Ivory Coast seeks witch doctors' support for loss-cursed soccer team

ABIDJAN, Ivory Coast (AP) - Trying to take the curse off its slumping soccer team, Ivory Coast is turning to witch doctors.

Presenting sorcerers last week with the traditional bottle of alcohol and a cash offering, Defence Minister Moisa Lida Kouassi appealed for "their continued help to the republic, and, in particular, the Sports Ministry."

Ivory Coast's Elephants haven't won an African Nations Cup since 1992, their first such cup triumph.

That year, the Elephants won in a dramatic penalty shootout over Ghana in the finals in Dakar, Senegal.

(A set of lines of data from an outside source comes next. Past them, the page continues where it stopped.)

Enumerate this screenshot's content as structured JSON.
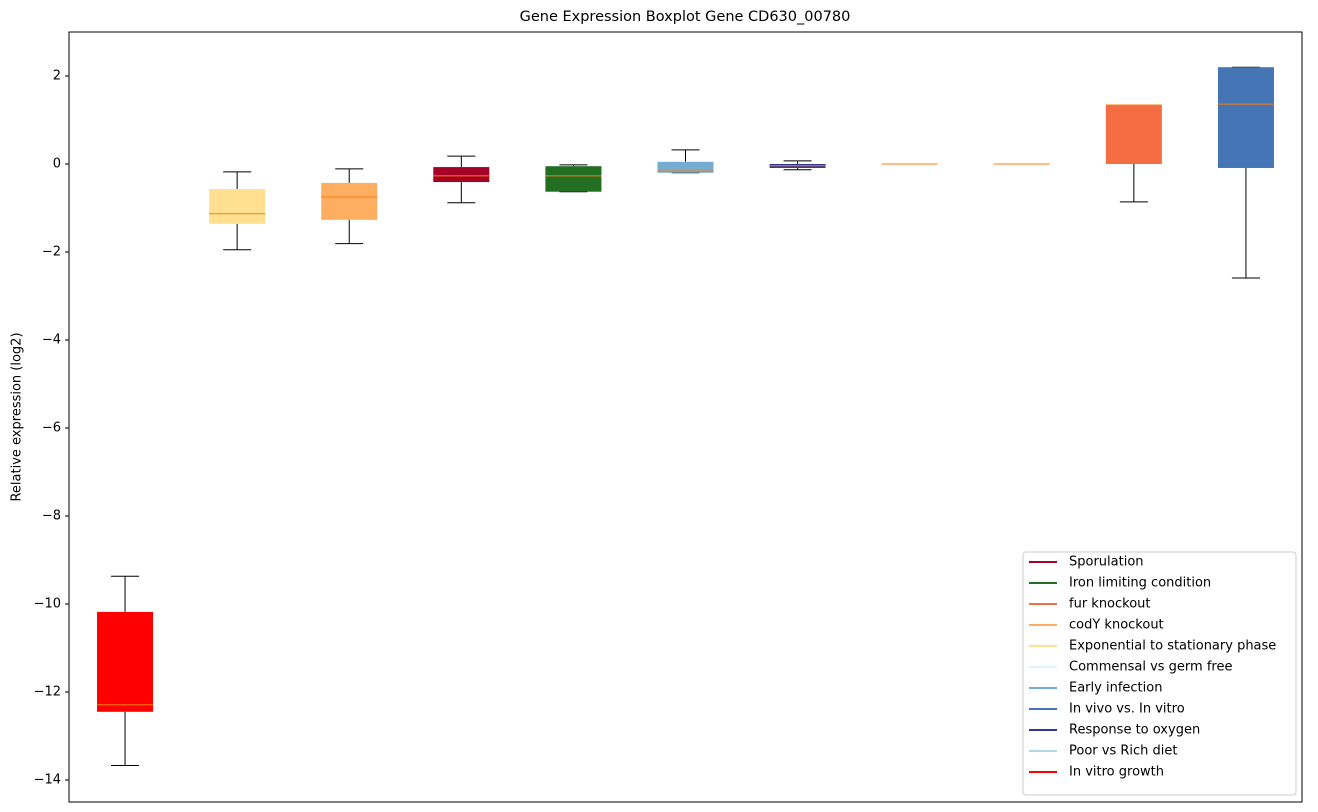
{
  "chart_data": {
    "type": "boxplot",
    "title": "Gene Expression Boxplot Gene CD630_00780",
    "y_label": "Relative expression (log2)",
    "xlim": [
      0.5,
      11.5
    ],
    "ylim": [
      -14.5,
      3.0
    ],
    "yticks": [
      {
        "value": -14,
        "label": "−14"
      },
      {
        "value": -12,
        "label": "−12"
      },
      {
        "value": -10,
        "label": "−10"
      },
      {
        "value": -8,
        "label": "−8"
      },
      {
        "value": -6,
        "label": "−6"
      },
      {
        "value": -4,
        "label": "−4"
      },
      {
        "value": -2,
        "label": "−2"
      },
      0,
      2
    ],
    "median_color": "#ff7f0e",
    "legend": "lower right",
    "series": [
      {
        "name": "Sporulation",
        "color": "#a50026",
        "x": 4,
        "whislo": -0.88,
        "q1": -0.41,
        "med": -0.27,
        "q3": -0.07,
        "whishi": 0.18
      },
      {
        "name": "Iron limiting condition",
        "color": "#226e22",
        "x": 5,
        "whislo": -0.63,
        "q1": -0.63,
        "med": -0.27,
        "q3": -0.05,
        "whishi": -0.02
      },
      {
        "name": "fur knockout",
        "color": "#f46d43",
        "x": 10,
        "whislo": -0.86,
        "q1": 0,
        "med": 1.34,
        "q3": 1.34,
        "whishi": 1.34
      },
      {
        "name": "codY knockout",
        "color": "#fdae61",
        "x": 3,
        "whislo": -1.81,
        "q1": -1.27,
        "med": -0.75,
        "q3": -0.43,
        "whishi": -0.11
      },
      {
        "name": "Exponential to stationary phase",
        "color": "#fee090",
        "x": 2,
        "whislo": -1.95,
        "q1": -1.36,
        "med": -1.13,
        "q3": -0.57,
        "whishi": -0.18
      },
      {
        "name": "Commensal vs germ free",
        "color": "#e0f3f8",
        "x": 8,
        "whislo": 0,
        "q1": 0,
        "med": 0,
        "q3": 0,
        "whishi": 0
      },
      {
        "name": "Early infection",
        "color": "#74add1",
        "x": 6,
        "whislo": -0.2,
        "q1": -0.2,
        "med": -0.16,
        "q3": 0.05,
        "whishi": 0.32
      },
      {
        "name": "In vivo vs. In vitro",
        "color": "#4575b4",
        "x": 11,
        "whislo": -2.59,
        "q1": -0.09,
        "med": 1.36,
        "q3": 2.2,
        "whishi": 2.2
      },
      {
        "name": "Response to oxygen",
        "color": "#313695",
        "x": 7,
        "whislo": -0.13,
        "q1": -0.09,
        "med": -0.04,
        "q3": 0,
        "whishi": 0.07
      },
      {
        "name": "Poor vs Rich diet",
        "color": "#abd9e9",
        "x": 9,
        "whislo": 0,
        "q1": 0,
        "med": 0,
        "q3": 0,
        "whishi": 0
      },
      {
        "name": "In vitro growth",
        "color": "#ff0000",
        "x": 1,
        "whislo": -13.67,
        "q1": -12.45,
        "med": -12.29,
        "q3": -10.18,
        "whishi": -9.37
      }
    ]
  }
}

Popular belief has it that the government solicited off-field help that year from the sorcerers of Akradio, a village outside the commercial capital of Abidjan.

But the witch doctors were supposedly never paid for their assistance - and many believe they took it out on the soccer team.

The Elephants have done dismally since - once, in 2000, being locked up and lectured in a military camp by the then-ruling junta after losing in the first round up that year's cup.

Again in 2002, the Elephants floundered in the cup's first round.

Kouassi, visiting Akradio to kick off a development project, alluded to the allegedly unpaid witch-doctor debt.

"In the name of the government . . . I ask pardon for the unkept promises after the 1992 African Nations Cup," he said, turning over the alcohol and $200.